Премии, слава, награды? Почести жалкие, мгновенные? Все сухие цветы развеет ветер смерти. Между страницами они сохнут, его луговые гвоздики, его сладкий шиповник. Кто-то иной, в ином веке, откроет его книгу - и найдет там засохший цветок. Как это у Пушкина? "Цветок засохший, безуханный…" Зачем он пишет это письмо? Ей, туда, на тот свет? Так надо.

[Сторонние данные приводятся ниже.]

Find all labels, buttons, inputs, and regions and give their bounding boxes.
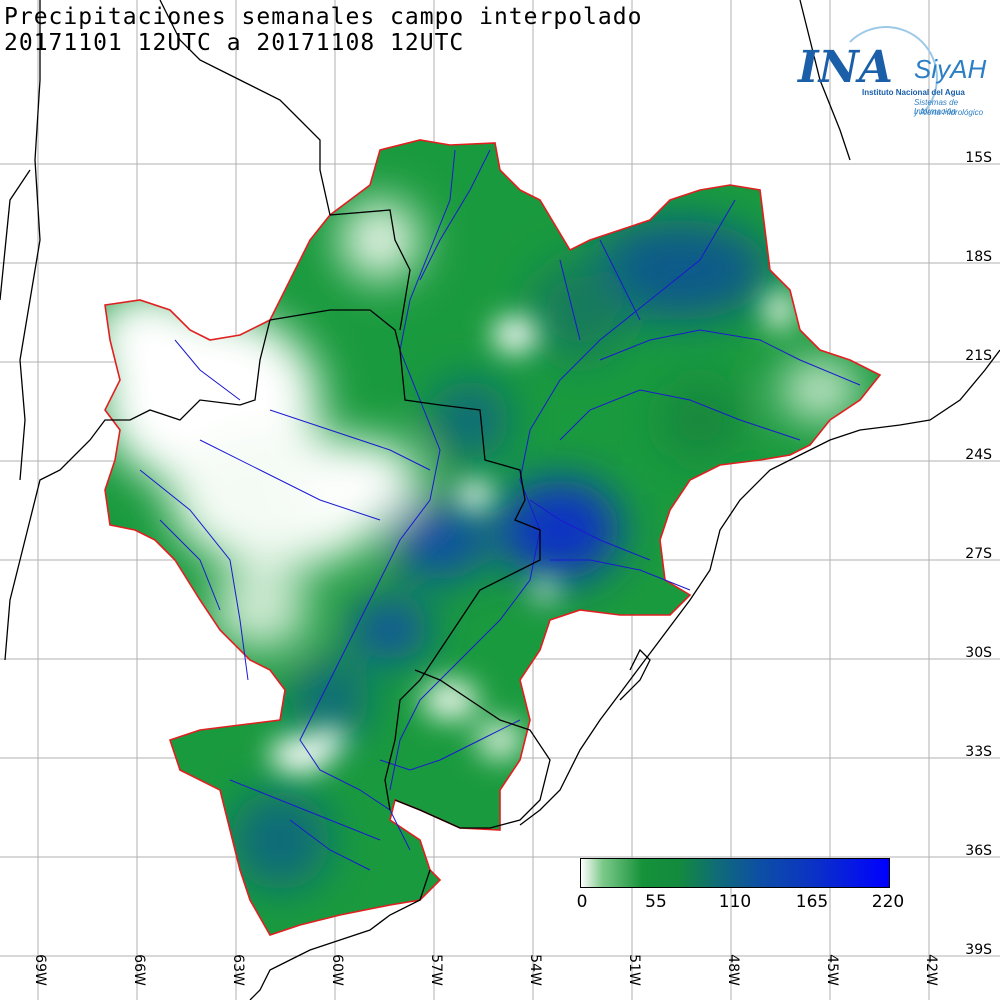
latitude-label: 21S <box>965 348 992 364</box>
latitude-label: 33S <box>965 744 992 760</box>
longitude-label: 54W <box>527 954 543 986</box>
longitude-label: 69W <box>32 954 48 986</box>
latitude-label: 30S <box>965 645 992 661</box>
longitude-label: 60W <box>329 954 345 986</box>
ina-siyah-logo: INA SiyAH Instituto Nacional del Agua Si… <box>786 22 996 132</box>
colorbar-tick: 220 <box>871 892 905 912</box>
latitude-label: 36S <box>965 843 992 859</box>
logo-ring-icon <box>834 26 938 130</box>
latitude-label: 15S <box>965 150 992 166</box>
longitude-label: 66W <box>131 954 147 986</box>
logo-siyah-text: SiyAH <box>914 54 987 84</box>
rivers <box>139 149 861 871</box>
colorbar-tick: 55 <box>645 892 667 912</box>
latitude-label: 39S <box>965 942 992 958</box>
latitude-label: 18S <box>965 249 992 265</box>
latitude-label: 24S <box>965 447 992 463</box>
logo-ina-text: INA <box>798 42 893 93</box>
colorbar-tick: 110 <box>718 892 752 912</box>
longitude-label: 57W <box>428 954 444 986</box>
logo-sub1-text: Sistemas de Información <box>914 98 959 116</box>
map-date-range: 20171101 12UTC a 20171108 12UTC <box>4 30 465 56</box>
precipitation-colorbar <box>580 858 890 888</box>
longitude-label: 48W <box>725 954 741 986</box>
longitude-label: 51W <box>626 954 642 986</box>
logo-sub2-text: y Alerta Hidrológico <box>914 108 984 117</box>
logo-org-text: Instituto Nacional del Agua <box>862 88 965 97</box>
longitude-label: 45W <box>824 954 840 986</box>
map-title: Precipitaciones semanales campo interpol… <box>4 4 643 30</box>
colorbar-tick: 165 <box>795 892 829 912</box>
colorbar-tick: 0 <box>576 892 588 912</box>
latitude-label: 27S <box>965 546 992 562</box>
longitude-label: 63W <box>230 954 246 986</box>
longitude-label: 42W <box>923 954 939 986</box>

Плачет не слезами - кровью. Жизнь взята Богом. Осталось - доживанье. Скоро он уйдет. А Вета? Что - Вета? Будет жить. И в свой срок тоже уйдет.
Сжал кулак, положил на колено. Окунул ручку в чернильницу. Старый чернильный прибор, еще дед его пользовался им. Две серебряные чернильницы в виде бочонков ввинчены в тяжелую мраморную плаху. После его смерти - кто будет окунать в серебряный бочонок острое перо? Их с Ветой сын умер во младенчестве. А собака, верная Тильда, старая Тильда, - вчера. Котика, что ли, завести. И не хлопотно… и поет. Пламя в камине и песня кота - вот твоя старость. Ты не велик и не знаменит. Тебе это только привиделось. На миг.
Свечи трещат. Оплывают. Перцем пахнут обгорелые фитили. Синь и сажа приморского вечера в громадном окне. Ощипанная гроздь винограда на блюде. Ночью начнется мистраль. Налетит и завоет. И тогда все тучи исчезнут, и вспыхнут все звезды страшно и дико, и тоска раздавит сердце, и он не сможет ей писать. Торопись, Петруша, пока есть силы в груди.
"Алиночка! Любовь моя!
Милая ты моя девочка. Я сейчас согрею твои ножки. Им холодно под землей. Боже, как ты замерзла! Сейчас, сейчас я отогрею тебя. Перелью в тебя все дыханье свое. Хочешь, я брошу в камин все свои рукописи? Сожгу все написанное мною, лишь бы ты согрелась. Счастье мое! Я не верю, что тебя гложут черви. У тебя такие шелковые волосы, и я наматываю их на палец. Погляди на меня! Хоть один только раз! Ярче майского дня… чудный блеск твоих глаз… Тебя ребенком пытались украсть цыгане. Ты смутно запомнила это: тебе было тогда два года. Два годика всего! Они схватили тебя, такую хорошенькую, с личиком, выглядывающим из-под кружевного чепчика, - прямо из саночек, когда твоя мать на миг отвернулась, заболталась с подругой… Ах, зимний рынок в Туле, и свежая рыба на возах, и сушеные грибы, и поземка вокруг шнурованных сапожек! И варенье, варенье в огромных банках - вишневое, смородиновое! Пряники, конечно. Как же без пряников. Самовары в жестяных рядах! Цыганка, старая цыганка выкрала тебя из санок, а мать обернулась уж поздно, да на весь рынок заорала, заблажила: "Девочку украли!.. Доченьку утащили!..". Городовые бежали со свистками… А старая огнеглазая цыганка несла тебя сквозь поземку, сквозь серебряную пургу, приговаривала: ах, девочка, да какая славная, за тебя возьмем выкуп, проследим, где твоя мамка живет… А нет - так воспитаем цыганкой!.. гадать будешь, красть будешь, танцевать, монистами тряся, на площадях будешь… Ты говорила мне, смеясь: помню горбоносую старуху, помню звон бубенцов!.. и снег шел, помню, - а больше ничего…
Больше ни-че-го.
Деточка моя! Чувствую твои руки за моей шеей, за спиной. Как ты обнимала меня! И я так - тоже - никогда - никого - не обнимал. Все говорят о близкой войне. Мне все равно, будет война, не будет; если будет - так даже лучше, я смогу умереть быстрей, меня убьют, и я сразу буду с тобой. Здесь, на земле, я - лишь тень тебя. Ты не под землей, моя любовь! Ты - в облаках. И я - лишь тень от облака. Для меня нет солнца на земле; ты - мое ночное солнце. Ты светишь мне в Раю. Я не сознавал, что ты мой Рай; когда Рай поднялся, как ковер-самолет, в поднебесье, я понял, что потерял. Франция ли, Англия, Рио-де-Жанейро, Монтевидео, Шанхай, Харбин, Нью-Йорк, Буэнос-Айрес - все равно на земле перед диким, черным ужасом: тебя нет рядом.